Seitdem die neue EU-Verbraucherkreditrichtlinie in Deutschland gültig ist, haben private Kreditnehmer die Möglichkeit, wesentlich schneller aus bestehenden Verträgen auszusteigen. Ratenkredite, die sie seit dem 11.06. abgeschlossen wurden, können jetzt jederzeit komplett oder teilweise zurückgezahlt werden – und zwar in kürzester Zeit. Nur für die durch ein Grundpfandrecht abgesicherten Immobiliendarlehen gelten weiterhin besondere Kündigungsregeln.
Wer die neue Ausstiegsoption wählt, muss bei einer Kündigung weiterhin mit einer Vorfälligkeitsentschädigung rechnen. Diese wurde jedoch auf maximal ein Prozent der noch ausstehenden Kreditsumme festgelegt, bei einer Restlaufzeit des Vertrages von weniger als einem Jahr dürfen es maximal 0,5 Prozent sein.
Hat ein Kreditnehmer – beispielsweise durch eine Erbschaft – etwas Kapital übrig, steht er vor der entscheidenden Frage: Was ist günstiger? Schuldentilgung trotz der dann geforderten Vorfälligkeitsentschädigung oder doch lieber das Geld anderweitig anlegen, während der Kredit weiter abgestottert wird?
Bereits ein kleines Rechenexempel der ING-DiBa macht deutlich, was rentabler ist:
„Ein Ratenkredit über 5.000 Euro mit einer Laufzeit von 48 Monaten wurde nach dem 10. Juni diesen Jahres abgeschlossen. Der vereinbarte Sollzins beträgt acht Prozent im Jahr (Effektivzins: 8,30 Prozent p.a.). Daraus ergibt sich eine Monatsrate von 122 Euro. Bereits nach einem Jahr hat der Bankkunde genügend Geld, um den Ratenkredit komplett zurückzahlen zu können. Die Restschuld beträgt zu diesem Zeitpunkt 3.895 Euro. Folglich kann die Bank eine Vorfälligkeitsentschädigung von rund 39 Euro berechnen (ein Prozent der Restschuld). Dem stehen 499 Euro ersparte Kreditzinsen für die Restlaufzeit von drei Jahren gegenüber. Unter dem Strich bleibt also eine Ersparnis von 460 Euro. Lässt der Kreditnehmer dagegen das Darlehen bis zum Ende laufen und legt er den Betrag von 3.895 Euro für drei Jahre zu einem Zins von zwei Prozent an, fließen ihm als Zinsertrag lediglich rund 238 Euro zu. Eine eventuell anfallende Abgeltungsteuer ist dabei noch nicht einmal berücksichtigt.“(Quelle: ING-DiBa Finanzwissen kompakt, Ausgabe 07/10)

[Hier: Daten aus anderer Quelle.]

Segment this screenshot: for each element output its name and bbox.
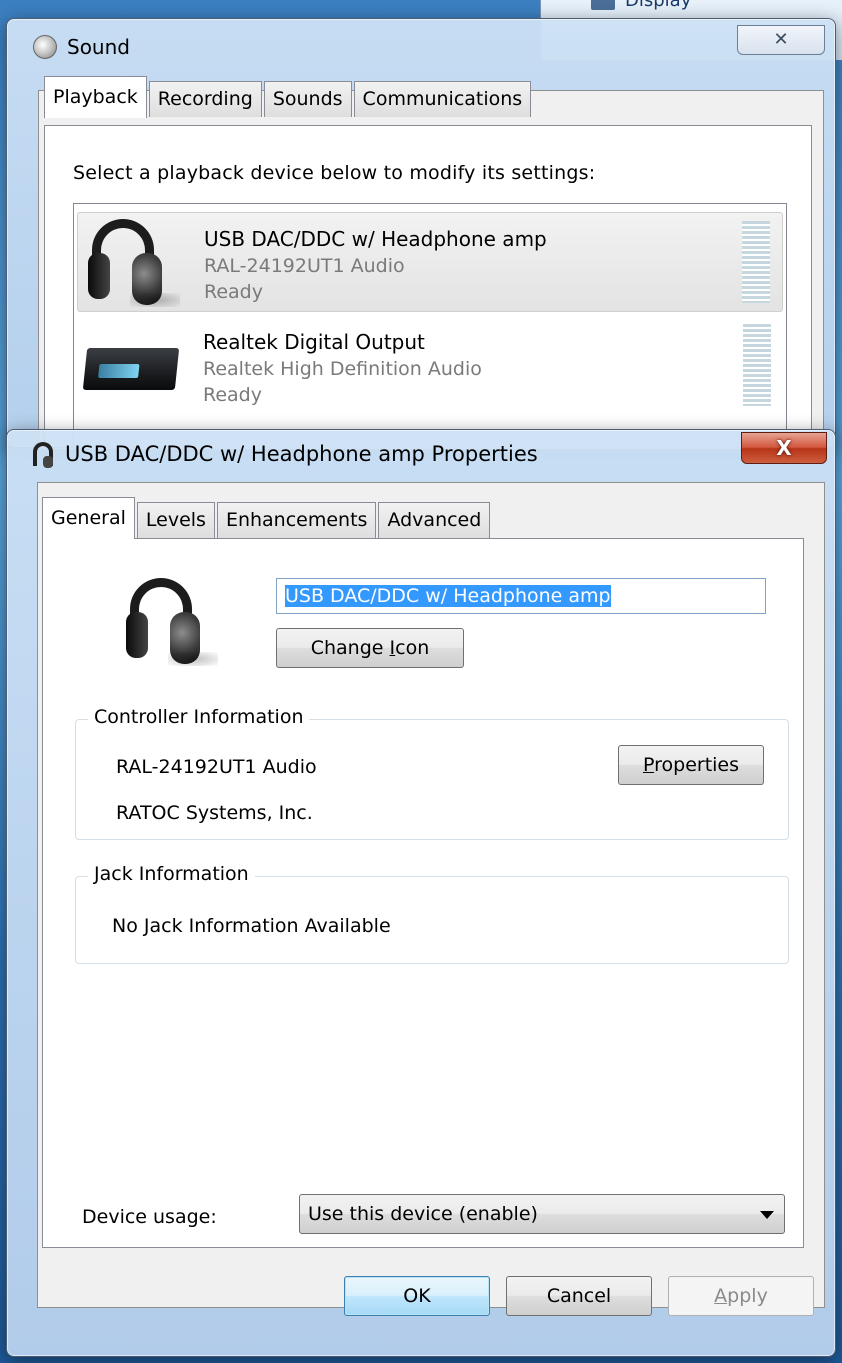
controller-properties-button[interactable]: Properties	[618, 745, 764, 785]
properties-window-title: USB DAC/DDC w/ Headphone amp Properties	[65, 442, 538, 466]
change-icon-button[interactable]: Change Icon	[276, 628, 464, 668]
button-label: con	[395, 637, 430, 659]
sound-close-button[interactable]: ✕	[737, 25, 825, 55]
controller-group-label: Controller Information	[88, 706, 310, 728]
button-label: Change	[310, 637, 390, 659]
device-usage-select[interactable]: Use this device (enable)	[299, 1194, 785, 1234]
tab-advanced[interactable]: Advanced	[378, 502, 491, 538]
volume-meter	[743, 324, 771, 406]
tab-playback[interactable]: Playback	[44, 76, 147, 118]
volume-meter	[742, 221, 770, 303]
tab-levels[interactable]: Levels	[136, 502, 215, 538]
button-accelerator: P	[642, 754, 655, 776]
jack-info-text: No Jack Information Available	[112, 915, 391, 937]
tab-recording[interactable]: Recording	[148, 81, 262, 117]
tab-communications[interactable]: Communications	[353, 81, 532, 117]
device-usage-value: Use this device (enable)	[308, 1203, 538, 1225]
properties-tabs: General Levels Enhancements Advanced	[42, 497, 492, 539]
device-name: USB DAC/DDC w/ Headphone amp	[204, 227, 547, 251]
controller-name: RAL-24192UT1 Audio	[116, 756, 317, 778]
device-row[interactable]: Realtek Digital Output Realtek High Defi…	[77, 316, 783, 416]
playback-instruction: Select a playback device below to modify…	[73, 162, 596, 184]
display-icon	[591, 0, 615, 10]
playback-device-list[interactable]: USB DAC/DDC w/ Headphone amp RAL-24192UT…	[73, 203, 787, 449]
button-label: roperties	[654, 754, 740, 776]
receiver-icon	[82, 348, 180, 390]
jack-information-group: Jack Information No Jack Information Ava…	[75, 863, 789, 964]
device-name: Realtek Digital Output	[203, 330, 425, 354]
close-icon: X	[776, 436, 792, 460]
sound-window-titlebar[interactable]: Sound	[33, 35, 130, 59]
device-name-selection: USB DAC/DDC w/ Headphone amp	[285, 585, 611, 607]
close-icon: ✕	[773, 29, 789, 50]
sound-tabs: Playback Recording Sounds Communications	[44, 76, 533, 118]
chevron-down-icon	[760, 1211, 774, 1219]
button-label: pply	[727, 1285, 768, 1307]
device-usage-label: Device usage:	[82, 1206, 217, 1228]
background-window-label: Display	[625, 0, 692, 11]
controller-manufacturer: RATOC Systems, Inc.	[116, 802, 313, 824]
device-driver: RAL-24192UT1 Audio	[204, 255, 405, 277]
headphones-icon	[126, 578, 222, 668]
button-accelerator: A	[714, 1285, 728, 1307]
properties-titlebar[interactable]: USB DAC/DDC w/ Headphone amp Properties	[33, 442, 538, 468]
tab-enhancements[interactable]: Enhancements	[216, 502, 377, 538]
jack-group-label: Jack Information	[88, 863, 255, 885]
apply-button[interactable]: Apply	[668, 1276, 814, 1316]
device-driver: Realtek High Definition Audio	[203, 358, 482, 380]
properties-close-button[interactable]: X	[741, 432, 827, 464]
sound-window-title: Sound	[67, 35, 130, 59]
device-name-input[interactable]: USB DAC/DDC w/ Headphone amp	[276, 578, 766, 614]
tab-general[interactable]: General	[42, 497, 135, 539]
ok-button[interactable]: OK	[344, 1276, 490, 1316]
playback-panel: Select a playback device below to modify…	[44, 125, 812, 449]
headphones-icon	[33, 442, 53, 468]
device-status: Ready	[203, 384, 262, 406]
cancel-button[interactable]: Cancel	[506, 1276, 652, 1316]
speaker-icon	[33, 35, 57, 59]
headphones-icon	[88, 219, 184, 309]
tab-sounds[interactable]: Sounds	[263, 81, 352, 117]
device-row[interactable]: USB DAC/DDC w/ Headphone amp RAL-24192UT…	[77, 212, 783, 312]
device-status: Ready	[204, 281, 263, 303]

Unterm Strich lässt sich somit schnell feststellen, dass sich die vorzeitige Kreditablösung trotz der Vorfälligkeitsentschädigung in den meisten Fällen lohnt. Zinsen für die Geldanlage sind in den meisten Fällen einfach um einiges niedriger als Kreditzinsen. Der Clou: Manche Banken gehen sogar soweit und verzichten mittlerweile sogar komplett auf eine solche Entschädigung.
Übrigens: Auch die Umschuldung auf einen günstigeren Kredit kann sich trotz der Vorfälligkeitsentschädigung durchaus rentieren. Würde man den im oberen Beispiel genannten Ratenkredit für die Restlaufzeit von drei Jahren auf ein Darlehen mit nur noch 6 Prozent Sollzins (effektiv: 6,17 Prozent p.a.) umschulden lassen, könnte man trotz der Vorfälligkeitsentschädigung von 39 Euro immer noch rund 140 Euro Zinsen sparen.